Her next words would cause a flood of tears to burst out and a indescribable sense of joy to overtake my body. She says she does have a referral for our family. As I begin to cry with joy, I quickly call Kaylee, Isaac and Erin in from outside by screaming we have a referral. Come quick and listen. Why I decided to put her on speaker phone is now beyond me. Of course this is the moment Erin begins to whine and complain at Isaac for doing something and he is trying to defend himself. Instantly I turn off the speaker phone and announce it is Iowa Public television time. Yippeeee for the younger two an peace and quiet for Kaylee and I.
Janette first says she has a sibling group. I am sobbing at this point, because all along a desire of my heart was to have a more than one. Kaylee has been praying for two and telling others to pray the same. (smile) Dear Kaylee is crying and giggling at the same time as I scramble for a paper and pencil. Janette assured me that she would forward all this info on email, but for some reason I just kept writing and writing not wanting to miss a detail. The older, Geremu just turned 4 and his baby brother, Habtamu, had just turned one. What happened next totally caught me off guard. I was overcome with a deep sorrow and sadness for the birth family of these precious boys. By giving them up, they hoped to give them life.

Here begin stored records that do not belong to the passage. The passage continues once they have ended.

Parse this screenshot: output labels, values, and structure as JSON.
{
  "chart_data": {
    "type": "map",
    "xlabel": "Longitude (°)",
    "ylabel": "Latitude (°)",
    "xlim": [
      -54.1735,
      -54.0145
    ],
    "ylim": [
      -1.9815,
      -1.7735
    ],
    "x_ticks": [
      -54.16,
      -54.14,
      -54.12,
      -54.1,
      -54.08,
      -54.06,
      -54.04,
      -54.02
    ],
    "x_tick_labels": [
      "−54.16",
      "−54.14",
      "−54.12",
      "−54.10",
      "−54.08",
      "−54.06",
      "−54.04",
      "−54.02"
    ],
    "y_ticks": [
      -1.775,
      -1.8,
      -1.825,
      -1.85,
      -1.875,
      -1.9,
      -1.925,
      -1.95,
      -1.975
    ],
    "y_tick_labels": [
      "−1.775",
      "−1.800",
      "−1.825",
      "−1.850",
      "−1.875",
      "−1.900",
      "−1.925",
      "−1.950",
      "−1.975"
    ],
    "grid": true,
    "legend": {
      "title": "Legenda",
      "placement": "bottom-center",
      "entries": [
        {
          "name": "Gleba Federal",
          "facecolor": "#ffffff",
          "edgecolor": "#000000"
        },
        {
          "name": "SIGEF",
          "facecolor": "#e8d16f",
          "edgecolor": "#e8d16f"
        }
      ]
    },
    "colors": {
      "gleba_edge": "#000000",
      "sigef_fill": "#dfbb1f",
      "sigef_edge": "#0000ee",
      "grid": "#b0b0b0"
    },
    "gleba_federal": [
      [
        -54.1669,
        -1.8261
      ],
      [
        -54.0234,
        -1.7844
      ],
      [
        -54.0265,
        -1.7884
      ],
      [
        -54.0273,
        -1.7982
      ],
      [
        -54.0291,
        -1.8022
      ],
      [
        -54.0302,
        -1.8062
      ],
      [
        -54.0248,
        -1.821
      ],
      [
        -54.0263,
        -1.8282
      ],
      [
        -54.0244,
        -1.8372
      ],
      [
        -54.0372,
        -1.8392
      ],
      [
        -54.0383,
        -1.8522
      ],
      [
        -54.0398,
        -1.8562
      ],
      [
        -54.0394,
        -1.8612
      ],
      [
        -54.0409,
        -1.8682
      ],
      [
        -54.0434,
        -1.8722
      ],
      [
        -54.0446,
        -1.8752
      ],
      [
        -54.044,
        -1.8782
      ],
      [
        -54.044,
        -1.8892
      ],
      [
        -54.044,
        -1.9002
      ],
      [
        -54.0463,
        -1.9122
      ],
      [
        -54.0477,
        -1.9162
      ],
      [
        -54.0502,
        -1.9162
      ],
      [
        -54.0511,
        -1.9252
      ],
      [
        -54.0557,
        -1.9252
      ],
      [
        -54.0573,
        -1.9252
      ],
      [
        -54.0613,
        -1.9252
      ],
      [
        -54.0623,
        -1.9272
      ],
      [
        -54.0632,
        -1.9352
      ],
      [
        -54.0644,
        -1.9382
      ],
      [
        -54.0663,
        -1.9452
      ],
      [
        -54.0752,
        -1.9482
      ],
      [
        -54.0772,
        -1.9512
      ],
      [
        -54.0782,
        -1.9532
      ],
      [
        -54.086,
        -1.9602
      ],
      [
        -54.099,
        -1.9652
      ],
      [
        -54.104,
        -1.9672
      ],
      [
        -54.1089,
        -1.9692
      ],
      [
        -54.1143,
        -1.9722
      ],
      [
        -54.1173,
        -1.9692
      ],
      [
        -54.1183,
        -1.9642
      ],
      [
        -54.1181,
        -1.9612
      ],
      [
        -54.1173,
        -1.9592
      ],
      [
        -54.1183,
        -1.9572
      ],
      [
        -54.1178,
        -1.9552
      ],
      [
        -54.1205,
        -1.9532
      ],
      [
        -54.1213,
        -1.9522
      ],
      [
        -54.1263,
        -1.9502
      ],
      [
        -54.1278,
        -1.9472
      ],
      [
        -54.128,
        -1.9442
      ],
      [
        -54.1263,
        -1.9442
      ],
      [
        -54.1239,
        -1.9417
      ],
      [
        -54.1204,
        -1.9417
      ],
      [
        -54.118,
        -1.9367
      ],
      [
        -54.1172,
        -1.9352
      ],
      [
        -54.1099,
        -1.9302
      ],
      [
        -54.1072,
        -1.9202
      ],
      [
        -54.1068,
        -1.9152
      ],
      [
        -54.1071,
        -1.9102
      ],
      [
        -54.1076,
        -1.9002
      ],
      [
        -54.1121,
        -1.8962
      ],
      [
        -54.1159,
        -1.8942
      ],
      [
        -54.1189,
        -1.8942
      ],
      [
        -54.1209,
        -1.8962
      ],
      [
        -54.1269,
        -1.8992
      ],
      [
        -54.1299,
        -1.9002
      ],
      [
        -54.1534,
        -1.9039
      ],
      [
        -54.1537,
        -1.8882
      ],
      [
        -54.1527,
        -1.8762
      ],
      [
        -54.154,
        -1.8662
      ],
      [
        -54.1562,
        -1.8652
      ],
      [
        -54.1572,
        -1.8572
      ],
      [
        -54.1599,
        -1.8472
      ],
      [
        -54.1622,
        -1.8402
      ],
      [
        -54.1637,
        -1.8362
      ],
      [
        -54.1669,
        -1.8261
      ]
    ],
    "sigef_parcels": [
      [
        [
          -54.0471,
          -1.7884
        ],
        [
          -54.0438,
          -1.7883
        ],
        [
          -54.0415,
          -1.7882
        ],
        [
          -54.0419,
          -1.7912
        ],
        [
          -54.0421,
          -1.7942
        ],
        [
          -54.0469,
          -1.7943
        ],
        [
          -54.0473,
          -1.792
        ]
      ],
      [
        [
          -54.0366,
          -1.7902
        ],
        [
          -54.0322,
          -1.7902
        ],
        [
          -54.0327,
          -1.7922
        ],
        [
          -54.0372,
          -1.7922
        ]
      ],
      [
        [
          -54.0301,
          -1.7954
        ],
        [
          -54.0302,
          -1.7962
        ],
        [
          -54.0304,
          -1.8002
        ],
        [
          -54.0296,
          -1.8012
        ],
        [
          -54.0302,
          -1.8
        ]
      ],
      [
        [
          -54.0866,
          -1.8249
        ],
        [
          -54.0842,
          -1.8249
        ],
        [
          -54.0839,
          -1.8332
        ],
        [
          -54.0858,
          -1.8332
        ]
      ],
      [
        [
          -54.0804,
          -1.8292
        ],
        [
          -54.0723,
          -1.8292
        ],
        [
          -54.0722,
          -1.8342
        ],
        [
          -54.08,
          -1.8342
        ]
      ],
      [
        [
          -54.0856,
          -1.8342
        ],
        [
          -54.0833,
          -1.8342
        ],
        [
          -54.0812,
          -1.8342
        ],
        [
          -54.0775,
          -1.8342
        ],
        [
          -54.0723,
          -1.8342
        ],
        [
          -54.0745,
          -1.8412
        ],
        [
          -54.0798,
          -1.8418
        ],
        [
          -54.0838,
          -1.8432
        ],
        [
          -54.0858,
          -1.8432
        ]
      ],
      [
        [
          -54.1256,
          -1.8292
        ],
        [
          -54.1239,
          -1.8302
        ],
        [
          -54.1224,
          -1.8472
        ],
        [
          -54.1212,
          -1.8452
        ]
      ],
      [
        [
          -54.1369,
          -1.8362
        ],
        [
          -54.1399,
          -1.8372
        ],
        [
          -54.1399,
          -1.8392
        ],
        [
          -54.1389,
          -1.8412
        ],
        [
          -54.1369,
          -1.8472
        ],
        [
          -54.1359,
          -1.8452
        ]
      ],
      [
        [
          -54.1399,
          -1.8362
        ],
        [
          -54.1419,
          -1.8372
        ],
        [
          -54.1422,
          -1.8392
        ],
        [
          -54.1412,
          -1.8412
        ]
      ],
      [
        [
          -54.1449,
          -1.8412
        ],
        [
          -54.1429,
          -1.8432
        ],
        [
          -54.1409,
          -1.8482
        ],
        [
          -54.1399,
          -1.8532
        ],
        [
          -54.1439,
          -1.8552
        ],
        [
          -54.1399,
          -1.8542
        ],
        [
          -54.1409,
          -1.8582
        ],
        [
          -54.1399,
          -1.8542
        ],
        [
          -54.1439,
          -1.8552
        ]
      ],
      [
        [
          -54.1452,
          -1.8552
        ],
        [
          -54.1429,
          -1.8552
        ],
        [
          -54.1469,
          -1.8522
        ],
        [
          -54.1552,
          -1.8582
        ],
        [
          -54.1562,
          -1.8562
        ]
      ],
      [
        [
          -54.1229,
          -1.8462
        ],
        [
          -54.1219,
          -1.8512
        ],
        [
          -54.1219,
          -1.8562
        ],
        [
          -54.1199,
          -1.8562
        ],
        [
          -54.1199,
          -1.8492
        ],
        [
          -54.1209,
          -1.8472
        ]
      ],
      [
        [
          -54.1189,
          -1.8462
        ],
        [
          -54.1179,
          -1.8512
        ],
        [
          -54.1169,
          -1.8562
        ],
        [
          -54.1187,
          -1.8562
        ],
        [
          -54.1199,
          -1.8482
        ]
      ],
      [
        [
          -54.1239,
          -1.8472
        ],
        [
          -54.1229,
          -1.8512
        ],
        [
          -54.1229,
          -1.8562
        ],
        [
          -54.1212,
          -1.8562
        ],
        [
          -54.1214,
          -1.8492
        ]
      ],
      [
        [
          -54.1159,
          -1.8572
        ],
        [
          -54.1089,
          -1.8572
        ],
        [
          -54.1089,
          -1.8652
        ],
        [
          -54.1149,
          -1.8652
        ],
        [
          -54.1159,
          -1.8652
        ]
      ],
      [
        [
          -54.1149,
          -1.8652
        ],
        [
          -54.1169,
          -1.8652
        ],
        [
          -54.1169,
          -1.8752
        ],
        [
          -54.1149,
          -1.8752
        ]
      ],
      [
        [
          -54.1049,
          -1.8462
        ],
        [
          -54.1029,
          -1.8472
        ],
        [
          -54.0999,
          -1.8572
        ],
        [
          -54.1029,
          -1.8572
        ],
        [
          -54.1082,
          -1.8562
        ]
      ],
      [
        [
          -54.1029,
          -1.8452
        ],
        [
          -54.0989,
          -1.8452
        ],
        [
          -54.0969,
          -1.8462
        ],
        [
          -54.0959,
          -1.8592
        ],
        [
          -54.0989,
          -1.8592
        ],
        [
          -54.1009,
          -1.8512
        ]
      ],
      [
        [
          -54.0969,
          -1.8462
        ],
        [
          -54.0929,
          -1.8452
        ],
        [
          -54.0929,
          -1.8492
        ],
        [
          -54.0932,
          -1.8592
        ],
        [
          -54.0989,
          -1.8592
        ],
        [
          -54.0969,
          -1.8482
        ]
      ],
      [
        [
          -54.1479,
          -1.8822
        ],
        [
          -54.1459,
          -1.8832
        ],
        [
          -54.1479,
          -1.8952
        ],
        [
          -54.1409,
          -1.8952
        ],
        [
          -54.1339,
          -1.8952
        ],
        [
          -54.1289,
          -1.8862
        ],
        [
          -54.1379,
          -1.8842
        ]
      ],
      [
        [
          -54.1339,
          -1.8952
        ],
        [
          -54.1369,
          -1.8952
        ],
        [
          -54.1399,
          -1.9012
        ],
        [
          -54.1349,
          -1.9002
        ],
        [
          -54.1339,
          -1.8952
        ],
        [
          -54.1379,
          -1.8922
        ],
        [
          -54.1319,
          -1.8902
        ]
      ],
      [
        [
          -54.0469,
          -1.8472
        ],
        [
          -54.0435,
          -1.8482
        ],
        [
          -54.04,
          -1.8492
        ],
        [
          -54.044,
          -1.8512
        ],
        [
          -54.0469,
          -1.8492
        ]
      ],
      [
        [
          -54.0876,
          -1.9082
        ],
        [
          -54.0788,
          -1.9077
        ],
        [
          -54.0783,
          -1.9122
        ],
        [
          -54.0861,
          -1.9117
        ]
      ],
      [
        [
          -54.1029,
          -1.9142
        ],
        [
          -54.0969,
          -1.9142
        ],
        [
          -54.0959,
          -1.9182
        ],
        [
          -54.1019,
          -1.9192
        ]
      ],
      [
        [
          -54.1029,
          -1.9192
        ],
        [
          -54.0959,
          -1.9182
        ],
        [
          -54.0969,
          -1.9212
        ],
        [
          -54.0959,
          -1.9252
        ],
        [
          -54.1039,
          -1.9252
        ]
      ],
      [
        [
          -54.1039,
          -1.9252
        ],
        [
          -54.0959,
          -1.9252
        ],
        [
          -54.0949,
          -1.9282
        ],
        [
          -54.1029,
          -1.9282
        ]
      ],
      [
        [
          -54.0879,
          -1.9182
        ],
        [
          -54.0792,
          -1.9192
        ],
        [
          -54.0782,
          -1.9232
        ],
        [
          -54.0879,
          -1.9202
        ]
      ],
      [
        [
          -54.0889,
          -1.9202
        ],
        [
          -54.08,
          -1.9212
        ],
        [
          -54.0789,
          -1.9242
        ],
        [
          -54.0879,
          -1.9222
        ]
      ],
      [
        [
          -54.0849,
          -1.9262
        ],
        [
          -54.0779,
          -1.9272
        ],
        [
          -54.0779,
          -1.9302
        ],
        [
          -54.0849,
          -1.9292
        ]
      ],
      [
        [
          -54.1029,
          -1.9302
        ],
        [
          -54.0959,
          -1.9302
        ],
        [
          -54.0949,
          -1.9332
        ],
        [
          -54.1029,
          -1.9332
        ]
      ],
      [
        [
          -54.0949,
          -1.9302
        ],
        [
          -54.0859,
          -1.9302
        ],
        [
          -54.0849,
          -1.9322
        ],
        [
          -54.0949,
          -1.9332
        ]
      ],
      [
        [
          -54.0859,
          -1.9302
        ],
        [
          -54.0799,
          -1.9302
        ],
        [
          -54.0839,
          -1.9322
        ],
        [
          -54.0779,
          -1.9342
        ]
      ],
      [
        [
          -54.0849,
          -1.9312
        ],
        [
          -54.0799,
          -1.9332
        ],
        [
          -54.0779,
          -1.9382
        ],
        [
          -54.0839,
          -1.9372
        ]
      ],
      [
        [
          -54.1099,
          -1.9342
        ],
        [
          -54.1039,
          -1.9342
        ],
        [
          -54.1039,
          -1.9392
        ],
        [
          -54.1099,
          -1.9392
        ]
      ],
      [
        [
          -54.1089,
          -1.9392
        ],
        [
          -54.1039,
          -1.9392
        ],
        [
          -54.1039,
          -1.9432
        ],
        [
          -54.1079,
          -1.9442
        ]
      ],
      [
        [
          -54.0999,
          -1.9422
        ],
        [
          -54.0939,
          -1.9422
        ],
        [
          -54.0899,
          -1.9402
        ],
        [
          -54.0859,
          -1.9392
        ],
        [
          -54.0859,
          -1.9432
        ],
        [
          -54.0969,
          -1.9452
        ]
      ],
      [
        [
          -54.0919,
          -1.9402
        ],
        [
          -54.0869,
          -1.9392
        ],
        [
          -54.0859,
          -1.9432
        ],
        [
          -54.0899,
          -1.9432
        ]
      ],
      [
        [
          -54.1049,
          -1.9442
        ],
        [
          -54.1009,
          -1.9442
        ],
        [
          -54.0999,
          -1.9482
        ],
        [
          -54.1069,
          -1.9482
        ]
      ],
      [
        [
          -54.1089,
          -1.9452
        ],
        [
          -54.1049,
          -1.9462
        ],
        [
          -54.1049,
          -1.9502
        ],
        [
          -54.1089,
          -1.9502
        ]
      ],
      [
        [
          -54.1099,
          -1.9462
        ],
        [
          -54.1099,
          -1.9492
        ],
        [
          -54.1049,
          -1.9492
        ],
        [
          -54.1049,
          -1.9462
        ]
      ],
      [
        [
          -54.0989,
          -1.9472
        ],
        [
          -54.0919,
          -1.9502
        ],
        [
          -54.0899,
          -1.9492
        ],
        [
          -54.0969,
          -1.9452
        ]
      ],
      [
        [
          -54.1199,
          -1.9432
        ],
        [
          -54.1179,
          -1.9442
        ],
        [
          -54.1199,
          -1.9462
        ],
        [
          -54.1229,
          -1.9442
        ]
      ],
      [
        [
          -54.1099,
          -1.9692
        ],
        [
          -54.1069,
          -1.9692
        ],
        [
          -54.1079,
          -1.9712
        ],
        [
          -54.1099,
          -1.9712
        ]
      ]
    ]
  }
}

Dear precious Father, as I type this memory of this day, I am reminded of the abundant life you give Layne and I as we trust you as our Lord and Savior. Without your grace and leading, we would never have begun this adoption walk on our own. You have blessed us with a renewed faith in the ability to trust in your Sovereignty. You continue to remind us that you will provide the grace we need to get through each new day. In this moment of I am humbled by your power and control over all things. It is evident that You have ordained little Geremu and Habtamu to be a part of our family forever and it is our prayer that we will be able to love them with the love of Christ in hopes that one day they will call you their Lord and Savior. Please grant us the grace to wait patiently for their paperwork to get through the Ethiopian courts. I wonder what they are doing all the way on the other side of the world. My heart aches for them. They have to be missing their family and siblings so much, especially Geremu. Oh how I long to hold them in my arms and pick apart every detail of their faces, and kiss them and become familiar of the smell of their skin. Lord, keep them safe. Provide someone to love them until their mommy and daddy from Iowa can bring them home.
4 comments:
Tanya, that was such a beautiful retelling of what happened. It was far more detailed than what I knew. I am so glad you recorded it all down! I loved reading it. I cannot wait to meet my 2 little nephews. I love them so much already!
Lea
I'm so excited for you guys. God bless you!
We are so excited & blessed to know your family & that we will get to know your little ones as soon as they arrive!!! God is great!!! We love you & consider you family! We are just a phone call away when you need something!
Love,
The Voloshens
I have tears of happiness for you! Congratulations and Best wishes for your upcoming trip!